Окончания боя смазалось в её воспоминаниях, осталось калейдоскопом не связанных друг с другом фрагментов.
Вот она, вместе с остатками уцелевшей первой группы помогает штурмовать второй из кандидатов в флагманы. Махина не меньших размеров и убойной силы, только те, кто там находился, успели получить с настоящего флагмана предупреждение и вовремя принять меры.
Вот Визас, который благополучно пережил штурм флагмана, не пострадав даже в малом, как-то по-глупому подставился под мертвящий луч и камнем, вращаясь в воздухе и выламывая крылья, падает на землю. Кто-то, из тех, кто в тот момент находился рядом с ним, сложив крылья и с риском попасть под тот же луч, несётся вниз, чтобы подхватить, не дать грохнуться о землю (оставалась некоторая надежда, что поражение было не смертельным), но в воздухе догнать не успел, а при приближении к поверхности, вынужден был под вражеским «огнём» заложить крутой вираж и вновь набрать высоту.
Вот она беспорядочно носится над полем боя, в кого-то стреляет, от кого-то уворачивается.
Вот уже совсем стемнело, бой закончился, вражеские войска разбиты, а она бредёт по равнине, выискивая живых в куче тел.
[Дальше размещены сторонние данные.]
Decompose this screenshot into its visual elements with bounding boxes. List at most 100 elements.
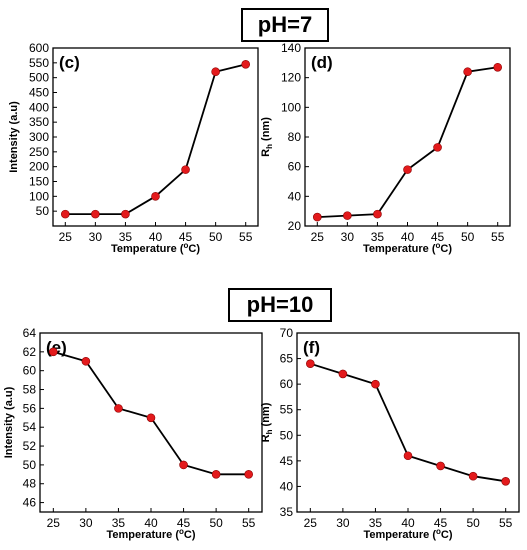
data-point [501, 477, 510, 486]
x-tick-label: 45 [179, 230, 193, 244]
plot-frame [296, 332, 520, 513]
ph10-header: pH=10 [228, 288, 332, 322]
data-point [181, 165, 190, 174]
y-tick-label: 500 [29, 71, 49, 85]
x-tick-label: 40 [401, 516, 415, 530]
y-tick-label: 45 [280, 454, 294, 468]
x-tick-label: 55 [239, 230, 253, 244]
x-axis-label: Temperature (oC) [111, 241, 200, 255]
y-tick-label: 58 [23, 383, 37, 397]
y-tick-label: 550 [29, 56, 49, 70]
y-tick-label: 60 [288, 160, 302, 174]
y-tick-label: 50 [280, 428, 294, 442]
x-tick-label: 30 [341, 230, 355, 244]
y-tick-label: 64 [23, 326, 37, 340]
y-tick-label: 20 [288, 219, 302, 233]
x-tick-label: 55 [499, 516, 513, 530]
x-tick-label: 35 [112, 516, 126, 530]
data-point [241, 60, 250, 69]
x-tick-label: 40 [149, 230, 163, 244]
x-tick-label: 25 [304, 516, 318, 530]
x-tick-label: 50 [209, 516, 223, 530]
x-tick-label: 50 [461, 230, 475, 244]
y-tick-label: 54 [23, 420, 37, 434]
y-tick-label: 120 [281, 71, 301, 85]
data-point [211, 470, 221, 479]
y-tick-label: 56 [23, 401, 37, 415]
x-tick-label: 25 [311, 230, 325, 244]
y-axis-label: Intensity (a.u) [3, 386, 15, 458]
y-axis-label: Rh (nm) [260, 117, 274, 157]
y-tick-label: 350 [29, 115, 49, 129]
data-point [468, 471, 478, 481]
y-tick-label: 35 [280, 505, 294, 519]
x-tick-label: 55 [242, 516, 256, 530]
series-line [53, 350, 249, 476]
y-tick-label: 55 [280, 403, 294, 417]
data-point [61, 209, 70, 219]
ph7-header: pH=7 [241, 8, 329, 42]
y-tick-label: 100 [29, 189, 49, 203]
x-tick-label: 35 [369, 516, 383, 530]
y-tick-label: 40 [280, 479, 294, 493]
chart-panel-e: 46 48 50 52 54 56 58 60 62 64 25 30 35 40 45 50 55 Temper… [3, 326, 263, 541]
x-axis-label: Temperature (oC) [363, 241, 452, 255]
data-point [403, 451, 413, 461]
data-point [371, 379, 380, 389]
chart-panel-d: 20 40 60 80 100 120 140 25 30 35 40 45 50 55 Temperatu… [260, 41, 511, 255]
data-point [463, 67, 472, 77]
data-point [151, 192, 160, 201]
data-point [146, 413, 156, 423]
x-tick-label: 35 [119, 230, 133, 244]
y-tick-label: 250 [29, 145, 49, 159]
x-tick-label: 35 [371, 230, 385, 244]
plot-frame [304, 47, 511, 227]
x-tick-label: 25 [59, 230, 73, 244]
data-point [81, 356, 91, 366]
data-point [338, 369, 348, 379]
y-tick-label: 65 [280, 352, 294, 366]
data-point [114, 404, 123, 413]
chart-panel-f: 35 40 45 50 55 60 65 70 25 30 35 40 45 50 55 Temperatur… [260, 326, 520, 541]
x-tick-label: 25 [47, 516, 61, 530]
y-tick-label: 52 [23, 439, 37, 453]
y-axis-label: Rh (nm) [260, 402, 274, 442]
x-axis-label: Temperature (oC) [363, 527, 452, 541]
x-tick-label: 45 [431, 230, 445, 244]
x-tick-label: 55 [491, 230, 505, 244]
panel-label: (d) [311, 53, 333, 72]
data-point [436, 461, 445, 471]
data-point [306, 359, 315, 368]
y-tick-label: 200 [29, 160, 49, 174]
y-tick-label: 50 [36, 204, 50, 218]
y-tick-label: 150 [29, 175, 49, 189]
data-point [179, 460, 188, 470]
x-tick-label: 30 [336, 516, 350, 530]
y-tick-label: 400 [29, 100, 49, 114]
y-tick-label: 100 [281, 100, 301, 114]
data-point [343, 211, 352, 220]
y-tick-label: 50 [23, 458, 37, 472]
y-tick-label: 140 [281, 41, 301, 55]
y-tick-label: 40 [288, 189, 302, 203]
y-tick-label: 300 [29, 130, 49, 144]
data-point [49, 347, 58, 357]
y-tick-label: 70 [280, 326, 294, 340]
plot-frame [39, 332, 263, 513]
y-tick-label: 450 [29, 86, 49, 100]
data-point [312, 212, 322, 222]
data-point [433, 143, 442, 152]
x-tick-label: 30 [89, 230, 103, 244]
x-axis-label: Temperature (oC) [106, 527, 195, 541]
y-tick-label: 60 [23, 364, 37, 378]
data-point [91, 209, 100, 219]
x-tick-label: 45 [434, 516, 448, 530]
y-tick-label: 80 [288, 130, 302, 144]
data-point [403, 165, 412, 174]
data-point [373, 209, 382, 219]
data-point [211, 67, 220, 77]
y-axis-label: Intensity (a.u) [8, 101, 20, 173]
y-tick-label: 62 [23, 345, 37, 359]
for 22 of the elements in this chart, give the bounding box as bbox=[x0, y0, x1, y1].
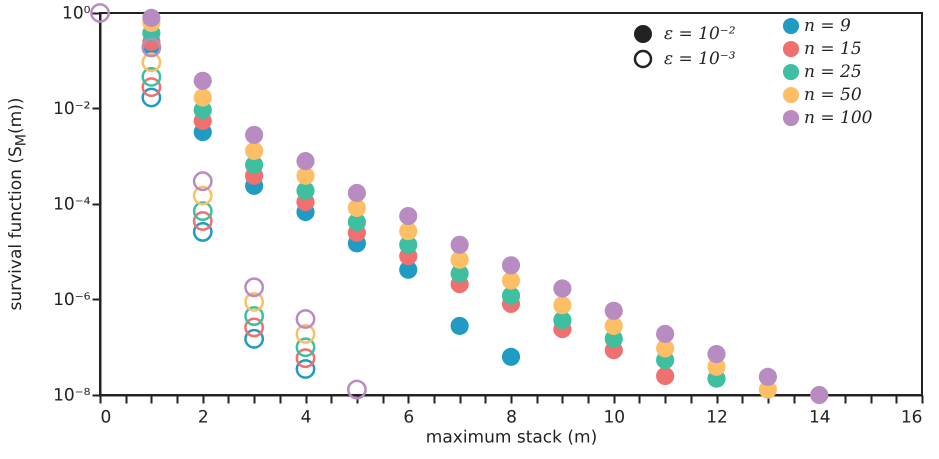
x-tick-label: 0 bbox=[100, 408, 112, 428]
x-tick-label: 6 bbox=[403, 408, 414, 428]
y-tick-label: 10⁰ bbox=[62, 4, 91, 24]
legend-label: n = 15 bbox=[804, 39, 862, 59]
x-axis-title: maximum stack (m) bbox=[426, 428, 598, 448]
y-tick-label: 10⁻⁶ bbox=[53, 290, 91, 310]
legend-label: n = 100 bbox=[804, 108, 873, 128]
legend-label: n = 50 bbox=[804, 85, 862, 105]
annotation: ε = 10⁻² bbox=[664, 24, 736, 44]
x-tick-label: 4 bbox=[300, 408, 312, 428]
legend-label: n = 25 bbox=[804, 62, 862, 82]
x-tick-label: 12 bbox=[706, 408, 728, 428]
x-tick-label: 16 bbox=[900, 408, 922, 428]
y-tick-label: 10⁻⁴ bbox=[53, 194, 91, 214]
y-tick-label: 10⁻² bbox=[53, 99, 90, 119]
legend-label: n = 9 bbox=[804, 16, 851, 36]
x-tick-label: 14 bbox=[808, 408, 831, 428]
x-tick-label: 8 bbox=[506, 408, 517, 428]
x-tick-label: 2 bbox=[198, 408, 209, 428]
y-tick-label: 10⁻⁸ bbox=[53, 386, 91, 406]
x-tick-label: 10 bbox=[603, 408, 626, 428]
annotation: ε = 10⁻³ bbox=[664, 48, 736, 68]
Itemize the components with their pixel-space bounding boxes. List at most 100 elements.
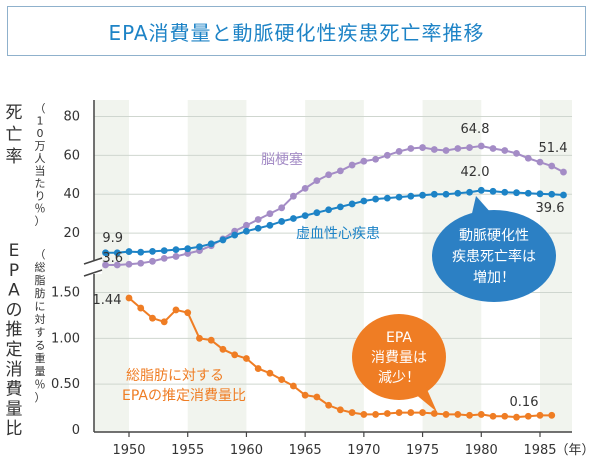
data-point <box>137 248 145 256</box>
data-point <box>489 145 497 152</box>
data-point <box>301 184 309 192</box>
data-point <box>442 190 450 198</box>
y-axis-title-char: 対 <box>35 312 46 326</box>
data-point <box>430 190 438 198</box>
data-point <box>231 351 239 359</box>
data-point <box>466 144 473 151</box>
data-point <box>172 306 180 314</box>
data-point <box>513 149 520 157</box>
data-point <box>184 250 192 257</box>
series-label: EPAの推定消費量比 <box>122 388 246 404</box>
data-point <box>254 365 262 372</box>
data-point <box>395 193 403 201</box>
x-axis-unit: （年） <box>555 443 594 458</box>
y-axis-title-char: 万 <box>35 140 46 153</box>
y-axis-title-char: 総 <box>35 260 46 274</box>
y-tick-label: 40 <box>63 187 80 202</box>
y-axis-title-char: た <box>35 177 46 190</box>
data-point <box>313 177 321 185</box>
data-point <box>383 410 391 417</box>
data-point <box>137 259 145 267</box>
data-point <box>219 236 227 244</box>
data-point <box>548 411 556 419</box>
x-tick-label: 1980 <box>465 443 498 458</box>
y-axis-title-char: 脂 <box>35 273 46 287</box>
y-axis-title-char: E <box>9 241 20 261</box>
data-point <box>336 406 344 414</box>
x-tick-label: 1975 <box>406 443 439 458</box>
y-axis-title-char: 1 <box>37 115 44 128</box>
x-tick-label: 1960 <box>230 443 263 458</box>
data-point <box>407 409 415 416</box>
data-point <box>407 145 415 152</box>
data-label: 51.4 <box>539 141 568 156</box>
data-point <box>137 304 145 312</box>
y-axis-title-char: 量 <box>35 365 46 378</box>
data-point <box>348 409 356 416</box>
data-point <box>548 162 556 170</box>
data-point <box>524 412 532 420</box>
data-point <box>348 161 356 169</box>
data-point <box>243 355 250 362</box>
data-point <box>489 187 497 195</box>
data-point <box>290 382 297 390</box>
bubble-text: 増加！ <box>473 270 515 286</box>
data-point <box>113 249 121 257</box>
data-point <box>501 412 509 420</box>
bubble-text: EPA <box>386 330 412 346</box>
data-point <box>149 247 156 255</box>
data-point <box>196 243 203 251</box>
y-axis-title-top: 死亡率 <box>6 103 23 167</box>
data-point <box>160 318 168 326</box>
y-axis-title-char: 重 <box>35 351 46 365</box>
data-point <box>125 248 133 255</box>
data-point <box>466 411 473 419</box>
y-axis-title-char: 死 <box>6 103 23 123</box>
data-point <box>313 393 321 401</box>
data-point <box>278 218 286 225</box>
x-tick-label: 1985 <box>523 443 556 458</box>
data-point <box>113 261 121 269</box>
y-axis-title-char: 定 <box>6 340 23 360</box>
data-point <box>501 188 509 196</box>
data-point <box>149 257 156 265</box>
data-point <box>290 215 297 222</box>
data-point <box>536 190 544 198</box>
data-point <box>548 190 556 198</box>
y-axis-title-char: ％ <box>35 378 46 391</box>
y-axis-title-char: 量 <box>6 399 23 419</box>
data-point <box>266 210 274 218</box>
y-axis-title-char: 人 <box>35 152 46 165</box>
data-point <box>313 209 321 217</box>
x-tick-label: 1950 <box>112 443 145 458</box>
data-point <box>383 151 391 159</box>
data-point <box>466 188 473 196</box>
data-point <box>536 411 544 419</box>
y-axis-title-char: る <box>35 339 46 352</box>
data-point <box>383 194 391 202</box>
y-axis-title-char: P <box>9 261 19 281</box>
series-label: 脳梗塞 <box>261 151 303 168</box>
y-axis-title-char: 0 <box>37 127 44 140</box>
data-point <box>501 147 509 154</box>
data-point <box>266 369 274 377</box>
y-axis-title-char: （ <box>35 102 46 115</box>
data-point <box>172 246 180 254</box>
y-axis-title-char: 比 <box>6 419 23 439</box>
data-point <box>102 249 109 257</box>
data-point <box>360 157 368 165</box>
data-point <box>243 227 250 235</box>
data-point <box>454 189 462 197</box>
y-axis-title-char: の <box>6 300 23 320</box>
data-point <box>407 192 415 200</box>
data-point <box>477 411 485 418</box>
data-point <box>219 345 227 353</box>
data-point <box>524 154 532 162</box>
y-axis-title-char: 当 <box>35 164 46 178</box>
y-axis-title-char: す <box>35 326 46 339</box>
y-axis-title-char: 亡 <box>6 125 23 145</box>
data-point <box>372 155 379 163</box>
data-point <box>430 146 438 153</box>
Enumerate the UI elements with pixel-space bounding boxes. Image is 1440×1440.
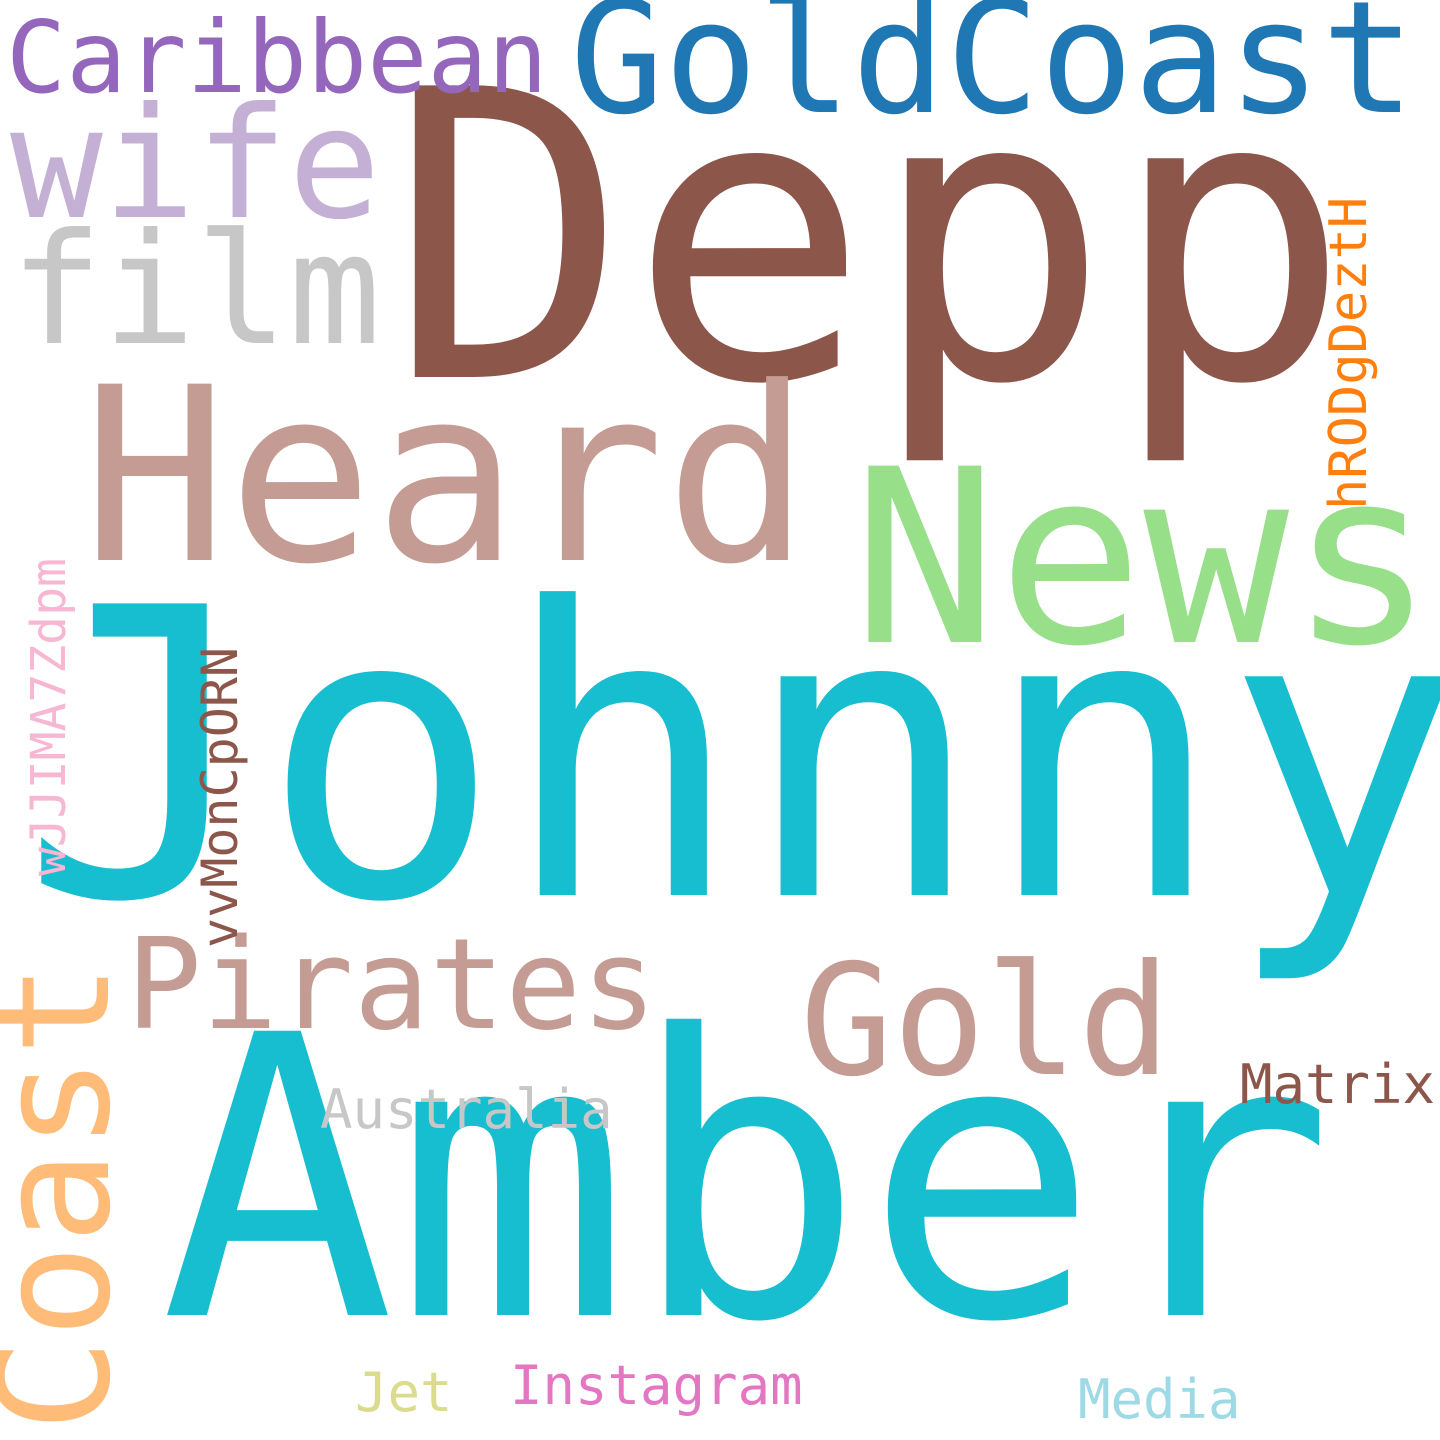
word-vvmoncporn: vvMonCpORN (191, 646, 249, 948)
word-news: News (852, 418, 1435, 700)
word-coast: Coast (0, 962, 145, 1432)
word-caribbean: Caribbean (6, 0, 548, 116)
word-gold: Gold (800, 932, 1171, 1111)
word-heard: Heard (82, 336, 811, 618)
word-media: Media (1078, 1368, 1241, 1431)
word-film: film (10, 201, 381, 380)
word-australia: Australia (320, 1078, 613, 1141)
word-goldcoast: GoldCoast (570, 0, 1416, 149)
word-pirates: Pirates (126, 911, 658, 1058)
word-instagram: Instagram (510, 1354, 803, 1417)
word-wife: wife (10, 75, 381, 254)
word-hrodgdezth: hRODgDeztH (1319, 196, 1379, 510)
word-matrix: Matrix (1240, 1053, 1436, 1116)
word-jet: Jet (355, 1361, 453, 1424)
word-depp: Depp (388, 7, 1352, 472)
word-amber: Amber (160, 953, 1334, 1407)
word-johnny: Johnny (20, 525, 1440, 990)
word-wjjima7zdpm: wJJIMA7Zdpm (21, 558, 77, 876)
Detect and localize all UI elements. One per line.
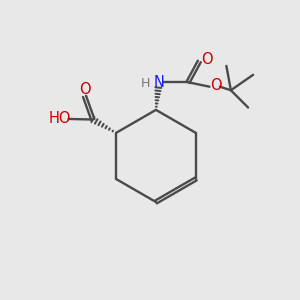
Text: O: O — [201, 52, 213, 68]
Text: O: O — [79, 82, 90, 97]
Text: H: H — [140, 76, 150, 90]
Text: HO: HO — [49, 111, 71, 126]
Text: O: O — [210, 78, 222, 93]
Text: N: N — [154, 75, 165, 90]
В первую очередь своих, а вообще всех, кто попадётся. Ноги, от усталости, чуть переставляются, ставшие неподъёмными крылья почти волочатся за спиной (вот когда пришло время с ностальгией вспомнить о тех, первых, которые можно было отстегнуть и поставить в уголок), а эмоционально она устала и отупела настолько, что даже мародёры, которые вместо помощи живым потрошат трупы, не вызывают злости и раздражения. Но всё равно что-то не позволяет ей махнуть на всё рукой и отправиться отдыхать. Инстинкт, всемогущий и неошибающийся, утверждает, что если она не сделает всё возможное сегодня, то не останется причин считать себя человеком завтра. Следом, толкая перед собой гравиплатформу бредут не менее усталые, но такие же упрямые медики. Голос её, в противовес усталости, ясный и сильный, далеко разносится в густеющих сумерках. Поисковый Канон, до сих пор ни разу в жизни ей не дававшийся, выходит настолько безупречно, словно голосом её управляет иное, высшее существо, которому она в какой-то момент вручила свою волю. И неизменно отыскивает тех, в ком ещё теплится жизнь.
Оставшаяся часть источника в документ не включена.